His fingers fastened around her hand. “Tell me.”

So she told him what she had to tell; the incident on her eleventh birthday. The bleeding burned man, pleading with Daddy in his Flaxon office eighteen years ago. The security guards that came running. The guard the burned man had thrown through the window. Watching him be dragged away, to an unknown fate.

That was all. It seemed so little, in the face of his hunger for knowledge, but he didn't look disappointed. His eyes were alight with cautious excitement. “Flaxon,” he said. “Interesting.”

“I had no idea what you were talking about, but it sounded terrible,” she finished. “Murder, torture. I had nightmares for years.”

“Not my name?” he asked. “You never heard it?”
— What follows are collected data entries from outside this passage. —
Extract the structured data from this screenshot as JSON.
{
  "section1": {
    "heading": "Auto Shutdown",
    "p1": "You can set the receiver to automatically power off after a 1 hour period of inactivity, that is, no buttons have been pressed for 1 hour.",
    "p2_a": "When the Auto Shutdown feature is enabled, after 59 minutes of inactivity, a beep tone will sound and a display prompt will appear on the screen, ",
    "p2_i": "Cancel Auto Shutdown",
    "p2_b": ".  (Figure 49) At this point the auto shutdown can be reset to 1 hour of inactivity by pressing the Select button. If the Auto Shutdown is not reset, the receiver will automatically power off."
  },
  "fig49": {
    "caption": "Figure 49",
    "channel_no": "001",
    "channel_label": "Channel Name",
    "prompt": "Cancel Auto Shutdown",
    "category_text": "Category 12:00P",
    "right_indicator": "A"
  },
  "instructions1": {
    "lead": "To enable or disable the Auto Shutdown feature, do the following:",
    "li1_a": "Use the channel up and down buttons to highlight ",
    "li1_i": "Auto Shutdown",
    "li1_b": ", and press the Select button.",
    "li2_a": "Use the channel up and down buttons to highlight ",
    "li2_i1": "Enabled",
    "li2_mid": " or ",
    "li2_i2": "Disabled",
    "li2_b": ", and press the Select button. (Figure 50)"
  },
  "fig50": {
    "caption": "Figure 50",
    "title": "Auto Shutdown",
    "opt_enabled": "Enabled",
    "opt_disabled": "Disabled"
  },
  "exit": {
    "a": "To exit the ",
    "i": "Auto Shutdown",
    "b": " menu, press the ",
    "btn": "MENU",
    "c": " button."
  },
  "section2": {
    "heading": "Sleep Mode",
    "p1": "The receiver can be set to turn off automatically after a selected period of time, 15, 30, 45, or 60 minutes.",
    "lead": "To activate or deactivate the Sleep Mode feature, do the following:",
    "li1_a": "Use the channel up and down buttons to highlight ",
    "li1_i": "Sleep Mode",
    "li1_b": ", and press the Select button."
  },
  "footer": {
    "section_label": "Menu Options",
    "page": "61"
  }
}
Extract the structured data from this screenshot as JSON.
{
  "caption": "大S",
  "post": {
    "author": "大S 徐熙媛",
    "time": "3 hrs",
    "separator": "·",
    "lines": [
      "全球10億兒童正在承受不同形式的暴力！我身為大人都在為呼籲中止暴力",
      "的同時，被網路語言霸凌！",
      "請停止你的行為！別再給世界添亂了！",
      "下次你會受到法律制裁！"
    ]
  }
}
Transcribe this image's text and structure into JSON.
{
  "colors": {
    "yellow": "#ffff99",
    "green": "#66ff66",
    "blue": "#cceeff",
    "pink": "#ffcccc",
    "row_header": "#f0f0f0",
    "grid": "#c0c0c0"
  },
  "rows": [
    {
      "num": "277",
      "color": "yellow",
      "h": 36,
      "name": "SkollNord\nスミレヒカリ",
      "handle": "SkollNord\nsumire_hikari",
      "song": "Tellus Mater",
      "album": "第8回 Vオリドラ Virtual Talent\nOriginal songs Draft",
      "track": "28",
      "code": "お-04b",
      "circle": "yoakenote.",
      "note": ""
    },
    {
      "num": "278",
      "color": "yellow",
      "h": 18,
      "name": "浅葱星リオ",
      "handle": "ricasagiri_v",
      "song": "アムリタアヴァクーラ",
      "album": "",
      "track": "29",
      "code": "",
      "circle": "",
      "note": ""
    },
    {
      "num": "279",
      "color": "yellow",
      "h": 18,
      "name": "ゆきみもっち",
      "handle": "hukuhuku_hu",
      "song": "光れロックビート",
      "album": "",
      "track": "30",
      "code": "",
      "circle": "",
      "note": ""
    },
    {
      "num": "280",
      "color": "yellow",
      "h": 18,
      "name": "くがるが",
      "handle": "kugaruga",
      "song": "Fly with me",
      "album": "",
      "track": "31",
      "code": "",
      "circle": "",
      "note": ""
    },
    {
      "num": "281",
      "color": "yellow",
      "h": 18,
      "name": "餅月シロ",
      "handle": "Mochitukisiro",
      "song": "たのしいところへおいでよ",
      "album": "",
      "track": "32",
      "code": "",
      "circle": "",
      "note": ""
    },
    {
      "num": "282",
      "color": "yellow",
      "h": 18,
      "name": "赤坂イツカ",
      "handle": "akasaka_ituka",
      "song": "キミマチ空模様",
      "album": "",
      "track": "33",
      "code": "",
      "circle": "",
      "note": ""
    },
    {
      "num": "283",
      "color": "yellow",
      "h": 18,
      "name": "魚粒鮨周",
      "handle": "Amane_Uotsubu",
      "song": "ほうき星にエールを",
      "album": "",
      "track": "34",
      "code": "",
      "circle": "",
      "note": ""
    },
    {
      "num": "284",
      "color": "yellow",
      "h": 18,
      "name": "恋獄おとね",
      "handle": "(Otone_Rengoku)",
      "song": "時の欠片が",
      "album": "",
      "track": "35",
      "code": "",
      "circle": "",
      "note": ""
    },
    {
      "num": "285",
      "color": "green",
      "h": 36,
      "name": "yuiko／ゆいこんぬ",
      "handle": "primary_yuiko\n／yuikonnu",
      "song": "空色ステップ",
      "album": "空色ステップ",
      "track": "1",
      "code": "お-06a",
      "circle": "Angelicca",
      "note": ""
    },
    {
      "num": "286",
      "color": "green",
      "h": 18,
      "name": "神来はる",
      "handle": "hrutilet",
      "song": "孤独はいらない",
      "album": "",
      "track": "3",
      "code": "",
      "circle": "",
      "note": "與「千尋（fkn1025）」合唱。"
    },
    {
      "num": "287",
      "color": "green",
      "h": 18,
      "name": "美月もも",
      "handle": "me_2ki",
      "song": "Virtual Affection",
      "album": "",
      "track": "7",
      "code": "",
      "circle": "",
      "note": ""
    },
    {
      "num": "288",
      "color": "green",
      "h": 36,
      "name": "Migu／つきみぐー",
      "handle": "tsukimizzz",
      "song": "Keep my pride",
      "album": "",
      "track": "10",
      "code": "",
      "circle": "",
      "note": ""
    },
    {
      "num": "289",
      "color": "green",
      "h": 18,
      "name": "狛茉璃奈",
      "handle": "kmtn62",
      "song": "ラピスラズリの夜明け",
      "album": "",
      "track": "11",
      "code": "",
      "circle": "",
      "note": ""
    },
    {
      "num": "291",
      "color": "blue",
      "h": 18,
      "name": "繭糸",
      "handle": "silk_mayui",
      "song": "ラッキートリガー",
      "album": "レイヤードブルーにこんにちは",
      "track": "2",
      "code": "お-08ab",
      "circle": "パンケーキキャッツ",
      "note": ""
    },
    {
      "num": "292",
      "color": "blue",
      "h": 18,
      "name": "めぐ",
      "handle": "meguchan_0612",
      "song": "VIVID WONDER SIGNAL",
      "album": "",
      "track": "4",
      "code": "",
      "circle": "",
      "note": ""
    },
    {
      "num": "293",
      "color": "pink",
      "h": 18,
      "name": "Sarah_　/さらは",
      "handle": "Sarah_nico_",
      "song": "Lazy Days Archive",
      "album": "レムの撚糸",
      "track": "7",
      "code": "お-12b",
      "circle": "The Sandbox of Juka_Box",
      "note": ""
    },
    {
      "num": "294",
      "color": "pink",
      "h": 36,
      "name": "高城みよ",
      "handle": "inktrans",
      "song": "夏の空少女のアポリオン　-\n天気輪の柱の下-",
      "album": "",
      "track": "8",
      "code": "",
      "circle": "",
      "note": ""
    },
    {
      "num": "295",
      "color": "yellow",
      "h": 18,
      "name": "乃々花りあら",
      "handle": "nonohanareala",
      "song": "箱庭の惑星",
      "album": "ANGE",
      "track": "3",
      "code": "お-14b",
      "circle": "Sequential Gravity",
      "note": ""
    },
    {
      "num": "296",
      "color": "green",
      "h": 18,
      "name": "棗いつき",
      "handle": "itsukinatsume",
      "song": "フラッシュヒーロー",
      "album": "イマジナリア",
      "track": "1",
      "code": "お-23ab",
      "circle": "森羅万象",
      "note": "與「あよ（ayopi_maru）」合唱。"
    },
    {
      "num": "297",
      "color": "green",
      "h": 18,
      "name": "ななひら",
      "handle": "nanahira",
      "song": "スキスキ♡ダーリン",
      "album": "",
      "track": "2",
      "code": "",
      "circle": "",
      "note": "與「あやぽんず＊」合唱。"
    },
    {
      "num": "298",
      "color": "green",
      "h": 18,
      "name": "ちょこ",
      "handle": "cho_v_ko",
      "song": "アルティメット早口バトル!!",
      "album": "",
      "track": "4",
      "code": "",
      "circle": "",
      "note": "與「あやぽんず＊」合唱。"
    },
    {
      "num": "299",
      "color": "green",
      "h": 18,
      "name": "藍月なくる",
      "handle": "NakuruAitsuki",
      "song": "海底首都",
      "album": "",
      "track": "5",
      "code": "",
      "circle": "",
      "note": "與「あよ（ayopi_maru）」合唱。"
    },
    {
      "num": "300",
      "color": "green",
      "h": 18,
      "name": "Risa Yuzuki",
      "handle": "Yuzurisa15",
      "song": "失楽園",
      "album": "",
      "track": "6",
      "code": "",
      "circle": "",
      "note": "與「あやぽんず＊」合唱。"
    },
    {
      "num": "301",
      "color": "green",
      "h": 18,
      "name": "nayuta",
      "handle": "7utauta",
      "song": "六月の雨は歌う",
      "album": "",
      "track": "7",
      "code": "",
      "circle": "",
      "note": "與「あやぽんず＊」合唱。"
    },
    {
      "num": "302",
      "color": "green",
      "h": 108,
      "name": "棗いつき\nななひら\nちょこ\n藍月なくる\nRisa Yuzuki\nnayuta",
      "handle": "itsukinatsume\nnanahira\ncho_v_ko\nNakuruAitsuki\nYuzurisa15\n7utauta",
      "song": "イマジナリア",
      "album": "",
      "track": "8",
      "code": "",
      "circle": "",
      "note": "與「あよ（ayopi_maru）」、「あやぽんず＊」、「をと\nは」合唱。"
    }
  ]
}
She shook her head. “I was eleven,” she said. “I never heard it said, if anyone knew it. My parents refused to talk about you. I got punished for mentioning you.” She paused. “My father might know more,” she said. “But I doubt he'd be willing to talk to you about it.”

Hah. That was a flipping understatement, if she'd ever made one.

“Christopher Osterman did this to me,” he said, touching the scars on his face. “There were others, but he was the driving force.”

That, at least, was no surprise. “Dr. O.” The name left a bitter taste in her mouth.

“You knew him?”

She nodded. “I did the Haven program, when I was fourteen.”

“You don't look surprised to find out he was a psychopath.”

“I'm not,” she said. “I knew he was rotten. I told my father, but Dad didn't believe me. He thought I was just trying to wiggle out of any efforts to improve myself. Being weak and whiny and defeatist.”

“So he made you do the Haven program? Why? What for?”

“I was depressed, doing badly in school,” she explained. “Dad wanted to fix me. Soup me up. Dr. O talked a good line, but I don't think Daddy realized exactly what the brain potential workshop entailed. Dr. O stimulated our brains with electricity and drugs, to enhance our mental function. So he said. It was…well, it was weird.”

Kev's mouth hardened. “Did it work?”

She shivered. “I guess that depends on what you mean by working,” she hedged. “You might get in touch with the liaison from Helix to Osterman's research facility, see if they have documentation on the Flaxon era. They might be able to tell you something.”

“Hmmm.” He looked into his coffee cup.

“I don't understand why you came to me,” she told him. “I know so little. I can't help you. With anything.”

“On the contrary. You're the only one who ever has helped me.”

She gazed at him, blank and bewildered. “How could I?” she demanded, almost angrily. “I did nothing. It was awful to watch that. I felt so helpless.”

“You did help,” he insisted. “In my dreams.”

“Ah! Your dreams!” She laughed, nervously. “It's funny, to get credit for how I behaved in another person's dreams. I don't even know what I did in them, so how can I—”

“You were my angel. When I needed help, you helped me.”